La scelta del trattamento deve prendere in considerazione vari aspetti come il tempo alla recidiva, la tipologia di precedente trattamento e, in particolare, le comorbidità, attraverso score dedicati.
Come emerso da uno studio retrospettivo tedesco (Puig N, 2011), in una piccola porzione di pazienti anziani altamente selezionati senza particolari comorbidità è possibile proporre uno schema ad alte dosi seguite da autotrapianto con un vantaggio rispetto a trattamenti meno intensivi, sebbene tali pazienti rappresentino una netta minoranza nell’ambito dei pazienti anziani R/R. Nei pazienti fragili o particolarmente fragili, invece, un approccio basato sulla sola radioterapia o su chemioterapici in monoterapia rappresenta spesso l’unica strategia attuabile.
Alcuni dati di interesse giungono dall’impiego dei nuovi agenti non chemioterapici. Uno studio italiano di fase II (Stefoni V et al, 2020) ha trattato 18 pazienti di età superiore a 60 anni con LH R/R, ineleggibili a trattamento intensivo, con BV in monoterapia per un massimo di 16 cicli. L’ORR è stato del 53% (23% CR) con PFS e OS a un anno rispettivamente del 40% e 68,8%. Le principali tossicità sono state di tipo ematologico e legate a neuropatia.
Pochi dati sono attualmente disponibili per il nivolumab nell’ambito del LH R/R dell’anziano, dato che pochi pazienti con età superiore a 65 anni sono stati inseriti negli studi CheckMate.

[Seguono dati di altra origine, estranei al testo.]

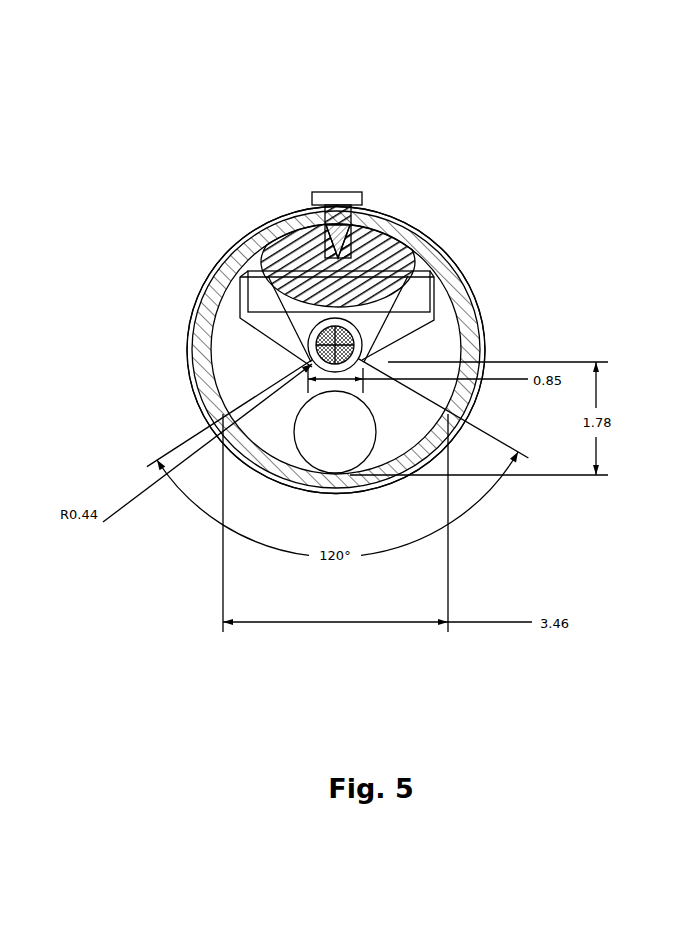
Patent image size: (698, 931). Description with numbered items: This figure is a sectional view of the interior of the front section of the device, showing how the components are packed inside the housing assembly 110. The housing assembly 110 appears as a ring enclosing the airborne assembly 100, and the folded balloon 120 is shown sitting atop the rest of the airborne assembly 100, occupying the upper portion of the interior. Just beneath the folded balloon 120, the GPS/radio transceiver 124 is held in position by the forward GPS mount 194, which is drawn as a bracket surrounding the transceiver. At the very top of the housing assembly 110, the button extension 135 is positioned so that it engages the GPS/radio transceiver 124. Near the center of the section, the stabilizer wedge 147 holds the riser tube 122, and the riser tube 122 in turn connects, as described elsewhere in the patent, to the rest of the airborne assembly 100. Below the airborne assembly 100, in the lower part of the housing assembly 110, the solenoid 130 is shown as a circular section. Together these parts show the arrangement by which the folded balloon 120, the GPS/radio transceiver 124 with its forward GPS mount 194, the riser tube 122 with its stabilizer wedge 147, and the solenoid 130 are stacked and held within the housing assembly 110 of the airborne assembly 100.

The airborne assembly 100 is at (450, 317).
The housing assembly 110 is at (263, 217).
The folded balloon 120 is at (397, 240).
The riser tube 122 is at (362, 351).
The GPS/radio transceiver 124 is at (399, 297).
The solenoid 130 is at (337, 442).
The button extension 135 is at (331, 192).
The stabilizer wedge 147 is at (265, 385).
The forward GPS mount 194 is at (237, 268).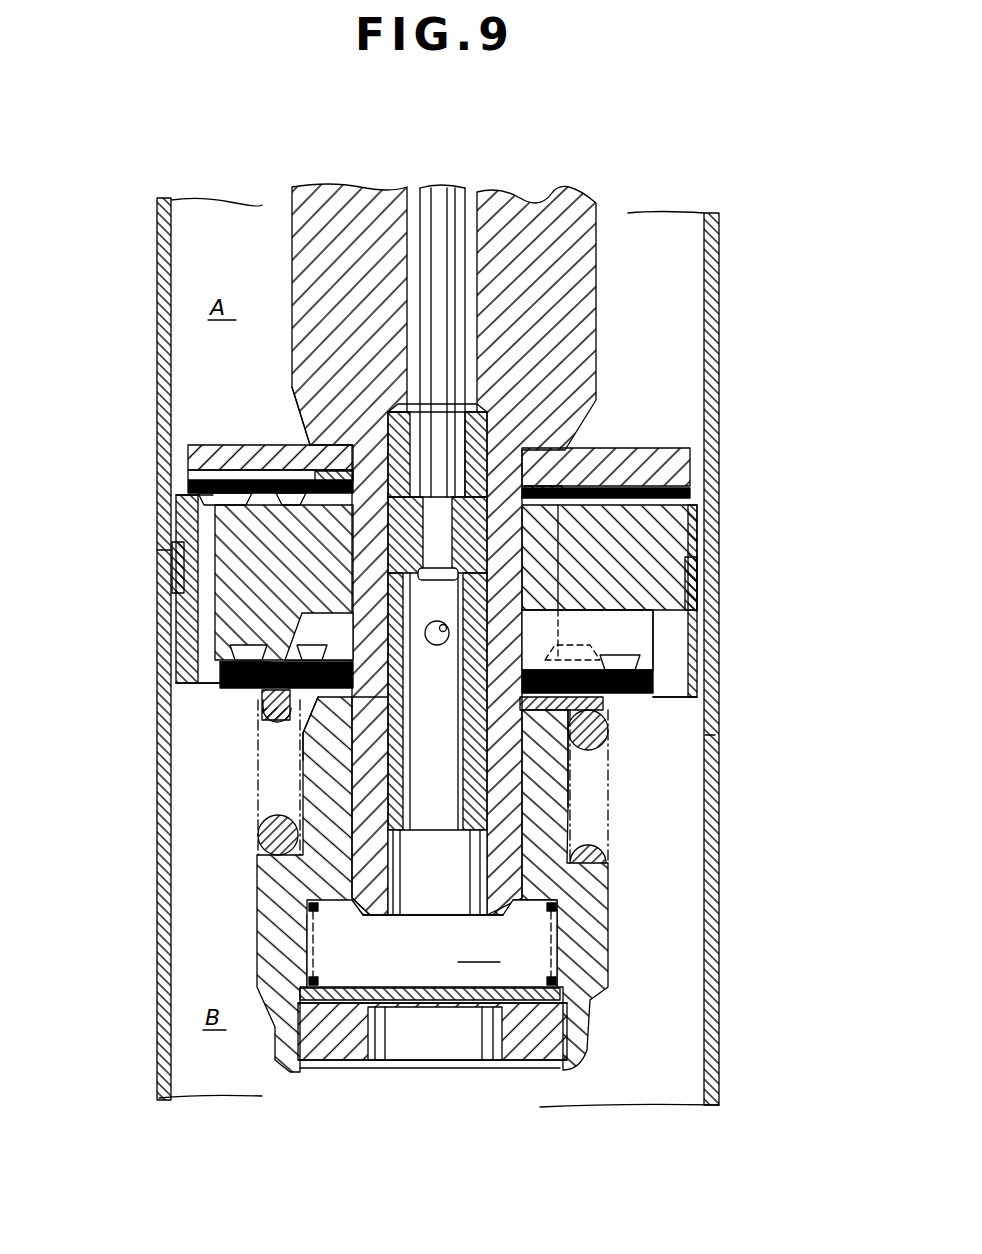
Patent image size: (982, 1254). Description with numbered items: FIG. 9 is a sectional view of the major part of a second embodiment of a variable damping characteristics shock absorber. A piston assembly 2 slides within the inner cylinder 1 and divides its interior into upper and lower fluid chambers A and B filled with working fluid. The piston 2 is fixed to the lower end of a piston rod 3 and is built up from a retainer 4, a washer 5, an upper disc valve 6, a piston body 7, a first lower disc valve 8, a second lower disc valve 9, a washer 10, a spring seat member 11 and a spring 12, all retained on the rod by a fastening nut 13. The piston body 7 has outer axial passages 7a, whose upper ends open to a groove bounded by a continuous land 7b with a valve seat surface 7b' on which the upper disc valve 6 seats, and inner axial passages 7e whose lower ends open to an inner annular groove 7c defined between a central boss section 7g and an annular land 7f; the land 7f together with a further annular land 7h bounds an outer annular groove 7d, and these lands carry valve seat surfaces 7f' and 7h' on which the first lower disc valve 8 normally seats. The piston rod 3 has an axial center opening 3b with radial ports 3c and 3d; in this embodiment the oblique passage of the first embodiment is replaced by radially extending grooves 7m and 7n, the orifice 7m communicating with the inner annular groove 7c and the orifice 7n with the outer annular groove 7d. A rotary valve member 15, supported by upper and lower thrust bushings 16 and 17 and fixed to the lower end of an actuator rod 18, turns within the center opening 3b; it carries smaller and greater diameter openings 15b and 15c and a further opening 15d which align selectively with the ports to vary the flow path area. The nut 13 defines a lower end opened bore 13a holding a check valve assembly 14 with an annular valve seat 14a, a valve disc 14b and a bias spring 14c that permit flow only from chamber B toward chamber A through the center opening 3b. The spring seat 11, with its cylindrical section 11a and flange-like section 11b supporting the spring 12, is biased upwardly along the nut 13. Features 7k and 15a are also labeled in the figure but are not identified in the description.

Per quanto riguarda il pembrolizumab, di particolare interesse sono i dati ricavati dallo studio di fase III randomizzato Keynote-204, volto a confrontare pembrolizumab con BV nei pazienti con HL R/R (Kuruvilla J et al, 2021). In questo studio sono stati arruolati anche 49 pazienti di età superiore ai 65 anni (27 trattati con pembrolizumab e 22 trattati con BV). Lo studio ha dimostrato una superiorità in termini di PFS del braccio con pembrolizumab, dati che si sono confermati anche nell’analisi dei sottogruppi di età (65-75 anni e >75 anni).
CONCLUSIONI
Il trattamento del LH nell’anziano rimane a tutt’oggi un ambito clinico con risultati non ancora soddisfacenti soprattutto se comparati a quelli del paziente giovane con LH. Questo si spiega con le particolari caratteristiche biologiche-cliniche della malattia e soprattutto con la difficoltà di trattare pazienti con multiple comorbidità e non in grado di sopportare i classici regimi chemioterapici. In questa prospettiva, una migliore definizione globale del paziente attraverso strumenti analitici dedicati uniti all’impiego di nuove terapie biologiche rappresentano la via per migliorare i risultati terapeutici in questo difficile setting di malattia.